Most Dzao women only wear their own embroidered clothes, particularly when they leave the house. They spend all year making embroidery for themselves and their families for Chinese New Year. The Chinese New Year is called Tet festival in Vietnam. It is a week long national holiday, filled with family, friends, food and festivities. It is the big national holiday of the year. When Tet comes the whole village prepares to put on their new clothes and the old clothes are cast aside. This tradition is a very physical way to celebrate the new, coming year and also the year that has past.
Every woman will spend months and months on each panel of embroidery that makes up the trousers, jackets and belts. Every panel of embroidery is intertwined with symbols and meaning that represent the stories of their ancient culture, where they came from and where and how they live now.
The embroideries are always very similar, it is the same set of symbols that are reproduced generation after generation. The threads and the colours will change with time but the symbols represent the elements of Dzao culture that never change. The nature, trees, bushes, palm trees, the layered nature of the rice paddies, the symbols of life force, the children, the parents and the ancestors.
What is so special about this embroidery is its repetitive nature of doing something really well, as it should be done. It is dense in silk, almost like an armour. The embroidery is, astonishingly, almost exactly the same on the back as the front making it extremely complicated and meticulous to make.

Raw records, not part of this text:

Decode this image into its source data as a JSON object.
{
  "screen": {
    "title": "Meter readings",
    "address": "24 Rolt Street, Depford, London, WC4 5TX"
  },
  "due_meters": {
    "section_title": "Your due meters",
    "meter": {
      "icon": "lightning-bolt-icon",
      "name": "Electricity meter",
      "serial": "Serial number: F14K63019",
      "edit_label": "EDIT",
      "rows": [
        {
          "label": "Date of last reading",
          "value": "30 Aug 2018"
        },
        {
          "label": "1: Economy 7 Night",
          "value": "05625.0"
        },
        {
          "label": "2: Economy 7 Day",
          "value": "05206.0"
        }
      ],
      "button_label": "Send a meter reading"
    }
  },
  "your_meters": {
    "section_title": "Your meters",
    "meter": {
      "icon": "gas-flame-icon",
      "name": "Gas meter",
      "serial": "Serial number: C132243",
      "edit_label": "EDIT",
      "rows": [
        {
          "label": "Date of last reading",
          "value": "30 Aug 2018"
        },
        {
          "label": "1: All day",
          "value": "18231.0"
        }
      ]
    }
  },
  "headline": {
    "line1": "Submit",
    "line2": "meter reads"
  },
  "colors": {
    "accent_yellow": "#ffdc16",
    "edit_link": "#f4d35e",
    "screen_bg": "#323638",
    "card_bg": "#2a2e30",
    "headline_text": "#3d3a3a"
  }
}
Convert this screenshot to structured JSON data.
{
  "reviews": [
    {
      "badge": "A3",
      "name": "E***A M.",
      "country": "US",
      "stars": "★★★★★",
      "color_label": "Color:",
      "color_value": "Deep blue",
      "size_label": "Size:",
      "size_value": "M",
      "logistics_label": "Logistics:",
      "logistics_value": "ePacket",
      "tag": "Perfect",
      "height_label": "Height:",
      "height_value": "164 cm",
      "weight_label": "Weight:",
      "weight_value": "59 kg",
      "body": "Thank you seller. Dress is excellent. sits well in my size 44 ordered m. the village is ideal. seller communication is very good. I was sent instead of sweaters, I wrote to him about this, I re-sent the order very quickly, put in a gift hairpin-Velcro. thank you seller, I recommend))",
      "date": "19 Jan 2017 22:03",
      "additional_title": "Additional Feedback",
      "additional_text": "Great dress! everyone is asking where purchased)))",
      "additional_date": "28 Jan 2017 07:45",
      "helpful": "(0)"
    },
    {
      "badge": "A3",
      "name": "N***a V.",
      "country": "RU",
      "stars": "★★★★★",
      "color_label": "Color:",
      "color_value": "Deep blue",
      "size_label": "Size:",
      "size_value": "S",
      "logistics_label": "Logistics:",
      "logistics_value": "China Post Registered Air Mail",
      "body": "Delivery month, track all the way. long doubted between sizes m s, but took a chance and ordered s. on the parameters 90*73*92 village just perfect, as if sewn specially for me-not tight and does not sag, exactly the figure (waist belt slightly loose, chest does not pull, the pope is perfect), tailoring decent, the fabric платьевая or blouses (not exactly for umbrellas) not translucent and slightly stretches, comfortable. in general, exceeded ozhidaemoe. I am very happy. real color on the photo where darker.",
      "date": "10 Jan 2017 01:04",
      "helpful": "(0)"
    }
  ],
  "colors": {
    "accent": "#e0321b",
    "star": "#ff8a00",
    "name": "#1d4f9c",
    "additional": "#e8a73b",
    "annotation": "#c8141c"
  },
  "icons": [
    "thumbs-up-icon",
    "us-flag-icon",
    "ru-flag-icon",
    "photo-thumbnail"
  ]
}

Memory of the previous year is held in every stitch of the clothes, a woman’s mood or character can be understood through the quality of her embroidery. The space in-between each stitch, the tension, the attention to perfection. Not only does the textile reflect what has happened in the previous year but it also sets intention for the year to come and for all the things that will happen in the new clothes.
When New Year’s Eve comes round all the women have their clothes ready, for themselves and for their families. Before they put on the new clothes, everyone has a bath. The Dzao are famous for their traditional herbal baths. In this case it is an opportunity to be able to wash away the physical and emotional grub of the year. The brand new entirely handmade clothes are charged with positive energy and pride of knowing what they are capable of.
In the end there are two beautiful things that emerge, the embroidery and the embroiderer.
The work, which can be seen by everyone in the village, is evidence of their patience and perseverance of the the year gone by and is the skill that they take with them into the coming year.
It is a moment for everyone to feel beautiful and proud, proud of what they have made as women both individually and collectively, and beautiful in the colours and the weight of silk that shows off dedicated hard work.
It is a phenomenal basic lesson.
When you slowly get on and work on something good, there are wonderful results.
... Thank you to Tamay and all the Dzao in Taphin once again for everything you have ever taught me :-) Happy New Year!